Saturday, February 6, 2010

Lost in the Middle


Buddha rocks. About time Buddhism mirrored Christianity and embraced secular corruption. Millions of hypermanic youth can't be wrong. If something more ancient than time itself becomes "uncool," just modify the hell out of it until it befriends your Chuck Taylors and witty graphic T-shirt.


There are many stories of Buddha's origin, but the grossly abridged version is predictably the best. Essentially, there lived a young boy named Sid who was unhappy with the world. Everywhere he looked there were unhappy people chasing impossible dreams and reaching new levels of lunacy like having different iPods for different situations. He quickly realised that people were inherently stupid, pursuing infinite apparitional goals that became less achievable the closer they approached.

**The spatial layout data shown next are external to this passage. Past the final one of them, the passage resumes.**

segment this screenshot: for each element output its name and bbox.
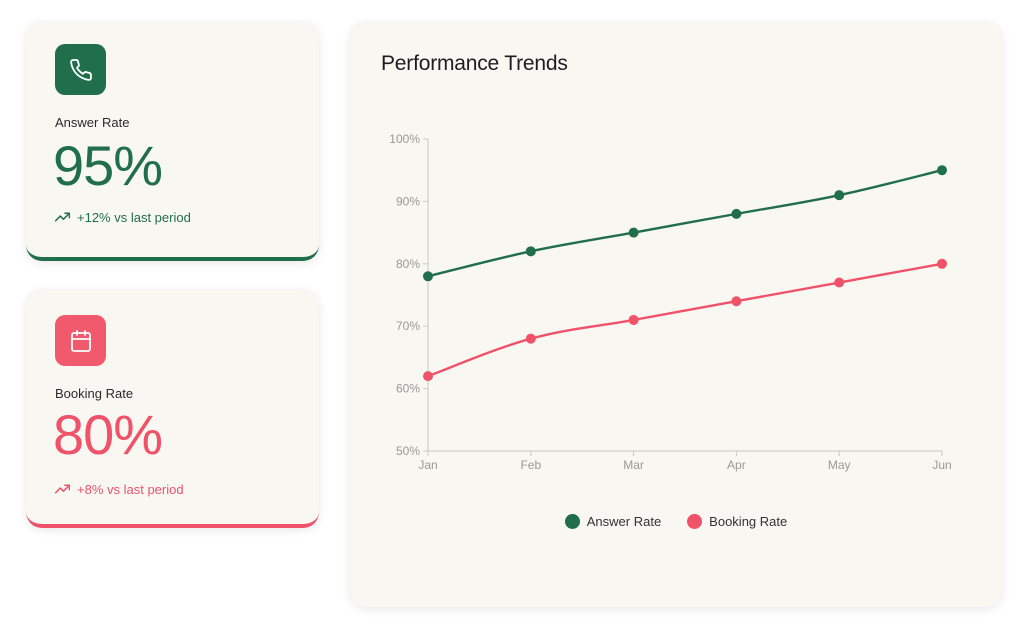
- y-tick-label: 50%: [396, 444, 420, 458]
- data-point-answer-rate: [937, 165, 947, 176]
- booking-rate-trend-text: +8% vs last period: [77, 482, 184, 497]
- x-tick-label: Jun: [932, 458, 951, 472]
- data-point-answer-rate: [423, 271, 433, 282]
- chart-legend: Answer Rate Booking Rate: [350, 514, 1002, 529]
- legend-swatch-answer-rate: [564, 514, 580, 529]
- legend-swatch-booking-rate: [687, 514, 703, 529]
- x-tick-label: Jan: [418, 458, 437, 472]
- y-tick-label: 60%: [396, 382, 420, 396]
- legend-item-booking-rate[interactable]: Booking Rate: [687, 514, 787, 529]
- booking-rate-label: Booking Rate: [55, 386, 134, 401]
- data-point-answer-rate: [731, 208, 742, 219]
- calendar-icon: [55, 315, 106, 366]
- x-tick-label: May: [828, 458, 851, 472]
- data-point-booking-rate: [628, 314, 639, 325]
- data-point-booking-rate: [525, 333, 536, 344]
- trending-up-icon: [55, 484, 70, 494]
- booking-rate-trend: +8% vs last period: [55, 480, 275, 500]
- legend-label-booking-rate: Booking Rate: [709, 514, 788, 529]
- line-chart: 50% 60% 70% 80% 90% 100% Jan Feb Mar Apr May Jun: [389, 132, 951, 472]
- legend-label-answer-rate: Answer Rate: [586, 514, 662, 529]
- x-tick-label: Feb: [520, 458, 541, 472]
- data-point-booking-rate: [937, 258, 947, 269]
- data-point-answer-rate: [834, 190, 845, 201]
- data-point-answer-rate: [525, 246, 536, 257]
- trending-up-icon: [55, 212, 70, 222]
- data-point-booking-rate: [423, 371, 433, 382]
- answer-rate-value: 95%: [53, 134, 163, 197]
- answer-rate-trend: +12% vs last period: [55, 208, 195, 228]
- y-tick-label: 100%: [389, 132, 420, 146]
- answer-rate-card: Answer Rate 95% +12% vs last period: [26, 22, 319, 261]
- data-point-booking-rate: [834, 277, 845, 288]
- x-tick-label: Apr: [727, 458, 746, 472]
- answer-rate-trend-text: +12% vs last period: [77, 210, 191, 225]
- performance-trends-card: Performance Trends 50% 60% 70% 80% 90% 100% Ja…: [350, 22, 1002, 607]
- chart-title: Performance Trends: [381, 52, 568, 75]
- answer-rate-label: Answer Rate: [55, 115, 130, 130]
- y-tick-label: 90%: [396, 194, 420, 208]
- phone-icon: [55, 44, 106, 95]
- data-point-answer-rate: [628, 227, 639, 238]
- series-line-answer-rate: [426, 169, 944, 278]
- y-tick-label: 80%: [396, 257, 420, 271]
- data-point-booking-rate: [731, 296, 742, 307]
- x-tick-label: Mar: [623, 458, 644, 472]
- series-line-booking-rate: [426, 262, 944, 378]
- booking-rate-card: Booking Rate 80% +8% vs last period: [26, 290, 319, 528]
- legend-item-answer-rate[interactable]: Answer Rate: [564, 514, 662, 529]
- booking-rate-value: 80%: [53, 403, 163, 466]
- y-tick-label: 70%: [396, 319, 420, 333]
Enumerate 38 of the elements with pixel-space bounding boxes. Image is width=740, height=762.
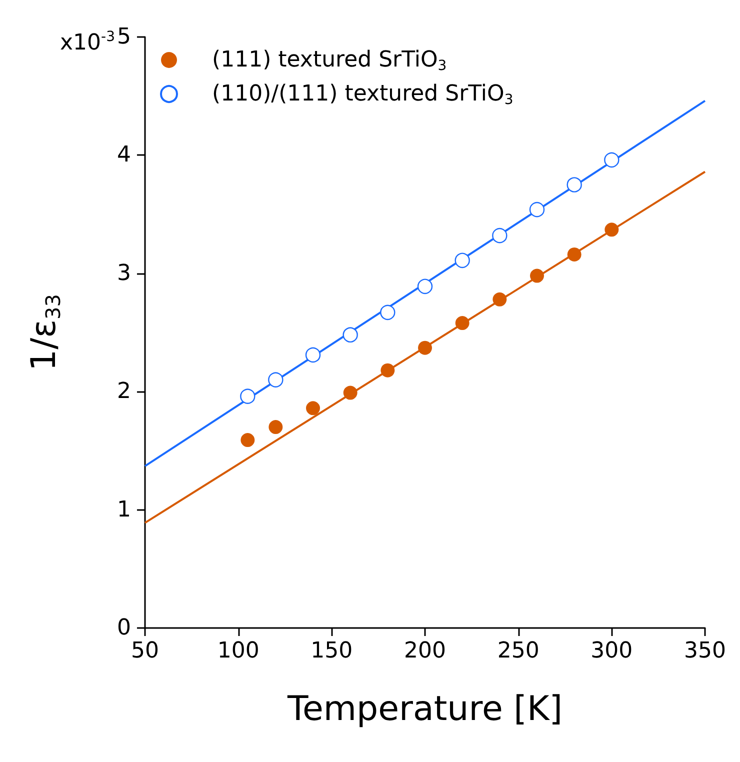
- x-tick-label: 250: [497, 638, 540, 664]
- text: x10$^{-3}$: [60, 28, 115, 56]
- x-tick-label: 150: [310, 638, 353, 664]
- point: [417, 278, 433, 294]
- point: [566, 177, 582, 192]
- x-axis-title: Temperature [K]: [286, 689, 563, 729]
- point: [240, 388, 256, 404]
- x-tick-label: 300: [590, 638, 633, 664]
- point: [268, 372, 284, 388]
- point: [604, 152, 620, 168]
- point: [418, 340, 432, 355]
- point: [240, 433, 255, 448]
- point: [343, 386, 358, 400]
- point: [530, 268, 544, 283]
- point: [306, 401, 320, 416]
- y-axis-title: 1/ε33: [24, 294, 65, 371]
- x-tick-label: 350: [684, 638, 726, 664]
- x-tick-label: 50: [131, 638, 159, 664]
- point: [342, 327, 358, 342]
- point: [380, 304, 396, 320]
- y-tick-label: 1: [117, 497, 131, 522]
- y-tick-label: 4: [117, 142, 131, 168]
- point: [604, 222, 619, 237]
- x-tick-label: 200: [404, 638, 446, 664]
- point: [380, 363, 395, 378]
- point: [529, 202, 545, 218]
- point: [268, 420, 283, 434]
- point: [492, 292, 507, 306]
- point: [454, 252, 470, 268]
- y-tick-label: 5: [117, 24, 131, 50]
- point: [492, 228, 508, 244]
- y-tick-label: 3: [117, 260, 131, 286]
- y-tick-label: 2: [117, 379, 131, 404]
- y-tick-label: 0: [117, 616, 131, 640]
- point: [305, 347, 321, 363]
- x-tick-label: 100: [217, 638, 260, 664]
- point: [567, 247, 582, 262]
- point: [455, 316, 470, 330]
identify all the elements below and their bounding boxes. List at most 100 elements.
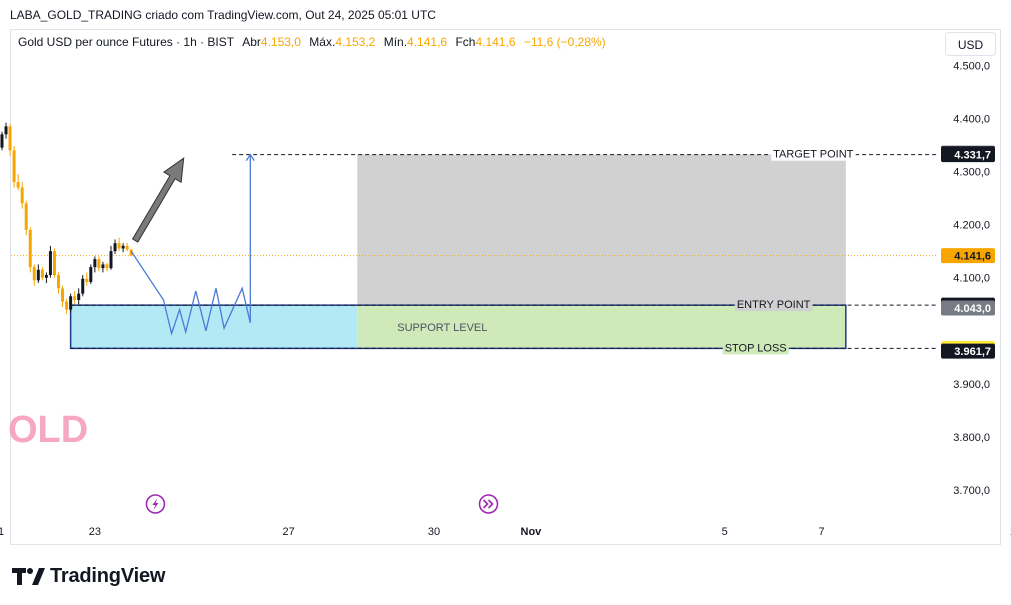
lightning-glyph — [152, 498, 159, 510]
candle[interactable] — [48, 245, 52, 278]
candle[interactable] — [32, 264, 36, 286]
candle-body — [121, 245, 125, 249]
candle[interactable] — [28, 227, 32, 273]
support-level-label: SUPPORT LEVEL — [397, 322, 487, 334]
entry-label-bg — [734, 299, 813, 312]
candle-body — [117, 243, 121, 249]
candle[interactable] — [121, 243, 125, 253]
candle-body — [129, 249, 133, 256]
candle-body — [20, 187, 24, 204]
candle-body — [125, 245, 129, 250]
candle-body — [73, 296, 77, 301]
chart-frame[interactable] — [10, 29, 1001, 545]
fast-forward-icon[interactable] — [478, 494, 499, 514]
target-zone[interactable] — [357, 154, 846, 306]
symbol-watermark: OLD — [8, 409, 88, 451]
x-tick-label: 23 — [89, 526, 101, 538]
candle-body — [101, 264, 105, 269]
candle[interactable] — [105, 262, 109, 272]
price-tag-bg — [941, 343, 995, 359]
price-chart[interactable]: OLD SUPPORT LEVEL TARGET POINT ENTRY POIN… — [0, 0, 1011, 560]
candle[interactable] — [20, 182, 24, 209]
tradingview-wordmark: TradingView — [50, 564, 166, 587]
lightning-icon[interactable] — [145, 494, 166, 514]
stop-level-label: STOP LOSS — [725, 342, 787, 354]
price-tag-label: 4.043,0 — [954, 303, 991, 315]
price-tag-label: 4.141,6 — [954, 251, 991, 263]
stop-label-bg — [722, 342, 789, 355]
candle-body — [89, 267, 93, 282]
close-label: Fch — [455, 35, 476, 49]
candle-body — [36, 269, 40, 281]
entry-level-label: ENTRY POINT — [737, 299, 811, 311]
y-tick-label: 4.200,0 — [953, 220, 990, 232]
direction-arrow[interactable] — [131, 157, 185, 243]
candle-body — [12, 150, 16, 183]
candle[interactable] — [8, 123, 12, 156]
candle[interactable] — [61, 285, 65, 307]
candle[interactable] — [113, 239, 117, 254]
price-tag-bg — [941, 300, 995, 316]
price-tag-bg — [941, 248, 995, 264]
candle-body — [109, 251, 113, 269]
candle[interactable] — [81, 275, 85, 297]
support-zone[interactable] — [357, 305, 846, 349]
currency-button[interactable]: USD — [945, 32, 996, 56]
candle[interactable] — [65, 298, 69, 314]
price-tag: 3.961,7 — [941, 343, 995, 359]
candle[interactable] — [129, 249, 133, 256]
candle-body — [48, 251, 52, 276]
candle[interactable] — [89, 264, 93, 285]
candle[interactable] — [93, 256, 97, 273]
candle-body — [77, 293, 81, 301]
y-tick-label: 3.700,0 — [953, 485, 990, 497]
x-tick-label: 7 — [819, 526, 825, 538]
candle[interactable] — [12, 146, 16, 188]
candle-body — [61, 288, 65, 302]
candle[interactable] — [73, 290, 77, 305]
y-tick-label: 4.500,0 — [953, 60, 990, 72]
x-tick-label: 11 — [1010, 526, 1011, 538]
candle[interactable] — [97, 256, 101, 272]
candle-body — [81, 278, 85, 294]
candle[interactable] — [0, 131, 4, 151]
candle-body — [40, 269, 44, 278]
candle[interactable] — [52, 248, 56, 278]
candle[interactable] — [4, 122, 8, 139]
candle[interactable] — [69, 293, 73, 313]
close-value: 4.141,6 — [475, 35, 516, 49]
candle[interactable] — [125, 242, 129, 252]
candle-body — [4, 126, 8, 135]
y-tick-label: 4.400,0 — [953, 113, 990, 125]
stop-zone[interactable] — [70, 305, 358, 349]
open-value: 4.153,0 — [260, 35, 301, 49]
candle-body — [69, 296, 73, 310]
candle-body — [93, 259, 97, 268]
open-label: Abr — [242, 35, 261, 49]
candle[interactable] — [77, 288, 81, 305]
candle-body — [24, 203, 28, 230]
candle[interactable] — [117, 237, 121, 252]
change-value: −11,6 (−0,28%) — [523, 35, 606, 49]
y-tick-label: 4.300,0 — [953, 167, 990, 179]
candle-body — [105, 264, 109, 269]
candle[interactable] — [57, 272, 61, 294]
candle[interactable] — [36, 264, 40, 284]
candle[interactable] — [44, 272, 48, 284]
projection-arrowhead — [245, 153, 255, 162]
candle[interactable] — [101, 261, 105, 273]
chevron-glyph — [487, 499, 494, 509]
candle-body — [97, 259, 101, 269]
chart-caption: LABA_GOLD_TRADING criado com TradingView… — [10, 8, 436, 22]
candle-body — [57, 275, 61, 289]
candle[interactable] — [16, 174, 20, 191]
projection-path[interactable] — [130, 154, 251, 336]
candle[interactable] — [85, 272, 89, 286]
candle[interactable] — [24, 200, 28, 236]
candle[interactable] — [40, 267, 44, 281]
candle-body — [0, 134, 4, 148]
tradingview-logo[interactable]: TradingView — [12, 563, 165, 589]
candle[interactable] — [109, 245, 113, 270]
x-tick-label: 5 — [722, 526, 728, 538]
candle-body — [32, 267, 36, 281]
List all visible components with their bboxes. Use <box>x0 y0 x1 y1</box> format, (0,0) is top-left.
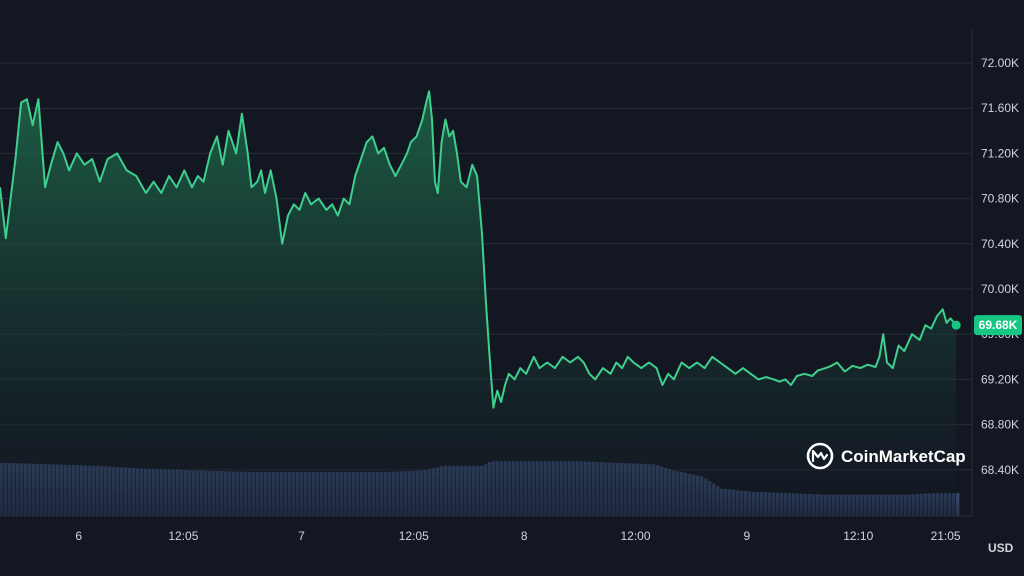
coinmarketcap-logo-icon <box>806 442 834 470</box>
currency-label: USD <box>988 541 1014 555</box>
y-tick-label: 70.00K <box>981 282 1019 296</box>
coinmarketcap-logo-glyph <box>811 449 829 463</box>
x-tick-label: 21:05 <box>931 529 961 543</box>
y-tick-label: 70.40K <box>981 237 1019 251</box>
x-tick-label: 12:10 <box>843 529 873 543</box>
price-area <box>0 91 957 517</box>
x-tick-label: 12:05 <box>399 529 429 543</box>
x-tick-label: 7 <box>298 529 305 543</box>
last-price-dot <box>951 320 961 330</box>
last-price-badge <box>974 315 1022 336</box>
y-tick-label: 69.20K <box>981 372 1019 386</box>
x-axis: 6 12:05 7 12:05 8 12:00 9 12:10 21:05 <box>75 529 961 543</box>
coinmarketcap-watermark: CoinMarketCap <box>806 442 966 470</box>
y-tick-label: 68.80K <box>981 418 1019 432</box>
y-tick-label: 70.80K <box>981 192 1019 206</box>
price-area-fill <box>0 91 957 517</box>
y-axis: 72.00K 71.60K 71.20K 70.80K 70.40K 70.00K 69.6… <box>981 56 1019 477</box>
x-tick-label: 9 <box>744 529 751 543</box>
last-price-marker: 69.68K <box>951 315 1022 336</box>
last-price-label: 69.68K <box>979 318 1018 332</box>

He exclaimed loudly "Fuck this!" (or words to that effect). Equipped with the coping skills of a six year old boy, he ran into the metaphorical forest to sit under an equally metaphorical tree and ponder his new predicament. After an elasped three days or so, he became bored and wanted to go home.


At that point, and without any fanfare, he discovered The Middle Way. No, not another pretentious cafe in Perth, rather a realisation that moderation was the key to life. The multiple iPod owner was idiotic but the tree shrouded thinker equally so. Defining something as good or bad was merely a choice made in your own mind, quite distinct from the reality that it was neither.


Quoting The Age's Catherine Deveny (Australia's equivalent to Buddha): "nothing is ever as good or bad as you think it will be."


Or is it? The problem with humans is we're too smart for our own good. Too lazy to walk, we invent a four wheeled device that transports us from home to work whilst perforating the ozone layer along the way. When it comes to choosing one, the smart human has already decided yet still undergoes the arduous ritual of buying magazines laden with bikini clad girls to "read the comparison tests." He painstakingly wades through voluptuous mounds of information sub-consciously ignoring negative reports until he convinces himself of his pre-determined choice.


Reality is no match for the persuasiveness of cognitive dissonance. It's our best attribute - the ability to convince ourselves of truth that doesn't exist.


So why can't we use this for positive effect? That grumpy bastard at work, maybe he's had a fight with his wife. That dickhead in the imported Japanese car, maybe he pulled in front at the traffic light because he's late for the birth of his first child. Yeah right. It would make no difference which way you swung, except if you chose the positive you'd be spared the premature squirt of adrenaline that compresses your lifespan by at least half a day.


Maybe the best choice is neutrality. Take a lesson from Buddha - he went crazy so you don't have to. Not everything in life happens for a reason, bad things happen with surprisingly similar frequency to the good. Apply cognitive dissonance and suddenly "only bad things happen to me." How tragic. With the same effort, you could convince yourself of the opposite. It's a miracle, your life is now filled with rainbows and small leprechauns.


Dishonest? Who cares. Embrace your human flaw and let the pendulum swing in your favour for a change, it's instinctively trying to find the middle way.